Should they send their 6-year-old boy to live with strangers in England, protecting him from the Nazis, who had occupied Vienna, Austria, and arrested his father?

The decision was made in 1939 to send Robert Georg Sommer to live with a foster family in England.

Luckily, the Germans freed his father a year later and Sommer and his parents were able to emigrate to the United States before America entered World War II.

Dr. Sommer, a longtime resident of Falmouth, passed away April 1. He was 76.

“He just had this perseverance and tenacity about him that was embodied in this gentle, kind and slight-of-build package.
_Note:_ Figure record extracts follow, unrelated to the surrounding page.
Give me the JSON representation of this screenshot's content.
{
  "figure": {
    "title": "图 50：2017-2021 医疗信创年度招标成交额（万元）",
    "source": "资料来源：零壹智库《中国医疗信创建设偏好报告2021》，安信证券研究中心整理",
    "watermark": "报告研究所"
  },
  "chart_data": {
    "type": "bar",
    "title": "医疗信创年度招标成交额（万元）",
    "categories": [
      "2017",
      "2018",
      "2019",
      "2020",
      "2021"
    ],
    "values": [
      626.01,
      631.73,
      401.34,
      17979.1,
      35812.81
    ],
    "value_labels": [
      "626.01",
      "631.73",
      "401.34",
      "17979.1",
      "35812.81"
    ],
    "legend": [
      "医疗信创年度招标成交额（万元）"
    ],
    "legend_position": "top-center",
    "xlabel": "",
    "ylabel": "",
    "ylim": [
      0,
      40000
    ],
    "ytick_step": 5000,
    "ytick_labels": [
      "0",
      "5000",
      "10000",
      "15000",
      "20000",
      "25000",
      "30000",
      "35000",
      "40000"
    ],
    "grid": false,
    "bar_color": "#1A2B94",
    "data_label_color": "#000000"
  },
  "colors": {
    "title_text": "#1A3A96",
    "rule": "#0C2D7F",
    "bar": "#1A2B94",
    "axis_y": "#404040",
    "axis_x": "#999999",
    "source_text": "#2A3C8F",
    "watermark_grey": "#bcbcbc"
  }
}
He amazed all of us,” said a son, Jeffrey Sommer of West Bath.

Born in 1933 in Vienna, Mr. Sommer was evacuated from the country through Kindertransport, the rescue mission that took place in the early months of the war.

The United Kingdom took in nearly 10,000 children from Nazi Germany and several occupied territories. A small percentage of those children, including Mr. Sommer, were reunited with their parents.

“My father was placed on a train and sent to England. He did not speak any English,” said another son, John Sommer of Portland. “His parents did not know what was going to happen. Things looked pretty grim.”

Mr. Sommer’s family had someone translate the letters which his parents had written back in the 1930s.

Those letters told a story of parents conflicted about letting their only child go to live with strangers.

After moving around the United States, the Sommer family wound up in Richmond, Maine, where Sommer’s father, Robert, became the community’s general practitioner.

It was in the fields and woods around Richmond and on the nearby Kennebec River that Mr. Sommer grew to love the outdoors, his son, John, said.

“He loved the town of Richmond. It was where he learned to hunt, fish and to ski,” his son said.

After graduating from Kents Hill School, Mr. Sommer earned his medical degree. He practiced dermatology in the Portland area for 30 years, and served as director of the division of dermatology at Maine Medical Center for many years.

His true passion in life was fly fishing. It didn’t matter if it was saltwater or freshwater.

He fished all over Maine, but his favorite spot was Baxter State Park.

His son, Jeffrey, said his father would take him and his brothers every year to Baxter.

“We started going in high school,” he said. “We did it every year, including last year. It was like a rite of passage for him.”